2. ABOLIÇÃO DO PRECONCEITO DA INDIVIDUALIDADE


Resultados:
a) Em política: a abolição de toda a convicção que dure mais que um estado de espírito, o desaparecimento total de toda a fixidez de opiniões e de modos-de-ver; desaparecimento portanto de todas as instituições que se apóiem no fato de qualquer “opinião pública” poder durar mais de meia-hora. A solução de um problema num dado momento histórico será feita pela coordenação ditatorial dos impulsos do momento dos componentes humanos de esse problema, que é uma cousa puramente subjetiva, é claro. Abolição total do passado e do futuro como elementos com que se conte, ou em que se pense, nas soluções políticas. Quebra inteira de todas as continuidades.
b) Em arte: abolição do dogma da individualidade artística. O maior artista será o que menos se definir, e o que escrever em mais gêneros com mais contradições e dissemelhanças. Nenhum artista deverá ter só uma personalidade. Deverá ter várias, organizando cada uma por reunião concretizada de estados de alma semelhantes, dissipando assim a ficção grosseira de que é uno e indivisível.

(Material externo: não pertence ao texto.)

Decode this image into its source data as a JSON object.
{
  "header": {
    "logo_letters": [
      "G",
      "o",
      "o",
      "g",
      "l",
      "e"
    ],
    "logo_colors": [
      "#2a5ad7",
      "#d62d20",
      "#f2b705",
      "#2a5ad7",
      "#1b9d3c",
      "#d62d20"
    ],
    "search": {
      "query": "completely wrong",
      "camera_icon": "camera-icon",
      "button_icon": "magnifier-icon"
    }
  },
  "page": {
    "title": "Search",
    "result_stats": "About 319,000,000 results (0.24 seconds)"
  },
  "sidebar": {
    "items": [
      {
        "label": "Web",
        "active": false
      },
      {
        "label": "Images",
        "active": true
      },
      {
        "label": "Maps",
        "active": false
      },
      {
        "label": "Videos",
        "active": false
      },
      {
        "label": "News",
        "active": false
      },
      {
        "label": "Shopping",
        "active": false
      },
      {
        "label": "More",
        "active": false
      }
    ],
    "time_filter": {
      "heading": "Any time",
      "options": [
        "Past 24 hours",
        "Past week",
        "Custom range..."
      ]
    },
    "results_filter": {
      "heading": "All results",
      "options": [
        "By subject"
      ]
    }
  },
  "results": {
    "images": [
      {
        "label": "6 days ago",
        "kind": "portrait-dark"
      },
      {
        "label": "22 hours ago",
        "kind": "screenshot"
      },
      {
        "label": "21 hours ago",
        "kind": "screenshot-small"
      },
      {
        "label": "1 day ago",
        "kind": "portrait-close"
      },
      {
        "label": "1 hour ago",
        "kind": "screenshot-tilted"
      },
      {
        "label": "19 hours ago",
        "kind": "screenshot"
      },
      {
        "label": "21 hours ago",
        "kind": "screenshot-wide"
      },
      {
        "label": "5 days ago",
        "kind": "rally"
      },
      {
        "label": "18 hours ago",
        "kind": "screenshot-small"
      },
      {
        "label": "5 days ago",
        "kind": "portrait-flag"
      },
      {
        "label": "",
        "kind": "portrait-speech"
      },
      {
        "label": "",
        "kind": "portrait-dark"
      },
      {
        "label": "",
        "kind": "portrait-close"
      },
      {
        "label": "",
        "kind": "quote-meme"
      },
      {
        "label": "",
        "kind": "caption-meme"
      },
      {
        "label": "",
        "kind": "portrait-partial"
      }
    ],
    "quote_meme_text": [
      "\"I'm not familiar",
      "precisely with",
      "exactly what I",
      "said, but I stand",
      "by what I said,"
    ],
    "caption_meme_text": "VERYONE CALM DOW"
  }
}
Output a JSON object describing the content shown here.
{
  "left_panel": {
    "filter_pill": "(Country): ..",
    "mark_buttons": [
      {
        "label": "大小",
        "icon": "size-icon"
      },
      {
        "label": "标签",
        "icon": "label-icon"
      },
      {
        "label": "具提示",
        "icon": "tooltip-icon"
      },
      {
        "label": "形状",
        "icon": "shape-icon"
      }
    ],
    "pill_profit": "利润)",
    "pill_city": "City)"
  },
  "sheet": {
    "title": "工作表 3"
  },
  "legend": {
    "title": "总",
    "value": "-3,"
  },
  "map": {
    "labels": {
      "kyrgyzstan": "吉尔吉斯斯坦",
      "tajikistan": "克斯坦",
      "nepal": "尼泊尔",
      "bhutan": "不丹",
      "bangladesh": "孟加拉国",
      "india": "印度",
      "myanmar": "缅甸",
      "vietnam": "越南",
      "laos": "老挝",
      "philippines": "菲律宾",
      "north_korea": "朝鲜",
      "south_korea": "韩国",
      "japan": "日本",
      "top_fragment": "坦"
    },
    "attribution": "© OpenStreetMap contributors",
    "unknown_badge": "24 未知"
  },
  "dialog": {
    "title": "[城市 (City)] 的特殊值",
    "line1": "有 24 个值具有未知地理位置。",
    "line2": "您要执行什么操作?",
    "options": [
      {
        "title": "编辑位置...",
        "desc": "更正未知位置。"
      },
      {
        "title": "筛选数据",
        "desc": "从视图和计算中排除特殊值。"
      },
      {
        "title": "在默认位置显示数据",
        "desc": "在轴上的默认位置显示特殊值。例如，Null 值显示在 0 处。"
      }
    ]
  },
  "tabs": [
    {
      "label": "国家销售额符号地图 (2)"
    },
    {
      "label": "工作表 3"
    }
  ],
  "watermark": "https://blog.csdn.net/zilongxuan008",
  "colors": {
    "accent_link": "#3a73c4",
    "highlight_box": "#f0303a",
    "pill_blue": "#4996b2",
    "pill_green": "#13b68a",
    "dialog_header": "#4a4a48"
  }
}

3. ABOLIÇÃO DO DOGMA DO OBJETIVISMO PESSOAL


A objetividade é uma média grosseira entre as subjetividades parciais. Se uma sociedade for composta, por ex., de cinco homens, a, b, c, d, e e, a “verdade” ou “objetividade” para essa sociedade será representada por:


a + b + c + d + e
--------------------------------
5


No futuro cada indivíduo deve tender para realizar em si esta média. Tendência, portanto de cada indivíduo, ou, pelo menos de cada indivíduo superior, a ser uma harmonia entre as subjetividades alheias (das quais a própria faz parte), para assim se aproximar o mais possível d’aquela Verdade-Infinito, para a qual idealmente tende a série numérica das verdades parciais.
a) Em política: o domínio apenas do indivíduo ou dos indivíduos que sejam hábeis Realizadores de Médias, desaparecendo por completo o conceito de que a qualquer indivíduo é lícito ter opiniões sobre política (como sobre qualquer outra coisa), pois que só pode ter opiniões o que for Média.
b) Em arte: abolição do conceito de Expressão, substituído por o de Ente-expressão. Só o que tiver a consciência plena de estar exprimindo as opiniões de pessoa nenhuma (o que for Média portanto) pode ter alcance

Resultados finais, sintéticos:
a) Em política: monarquia científica antitradicionalista e anti-hereditária, absolutamente espontânea pelo aparecimento sempre imprevisto do Rei-Média. Relegação do Povo ao seu papel cientificamente natural de mero fixador de impulsos de momento.
b) Em arte: substituição da expressão de uma época por trinta ou quarenta poetas, por a sua expressão por (por ex.), dois poetas cada um com quinze ou vinte personalidades, cada uma das quais seja uma Média entre correntes sociais do momento.Em filosofia: integração da filosofia na arte e na ciência; desaparecimento, portanto, da filosofia como metafísica-ciência. Desaparecimento de todas as formas do sentimento religioso (desde o cristianismo ao humanitarismo revolucionário), por não representarem uma Média.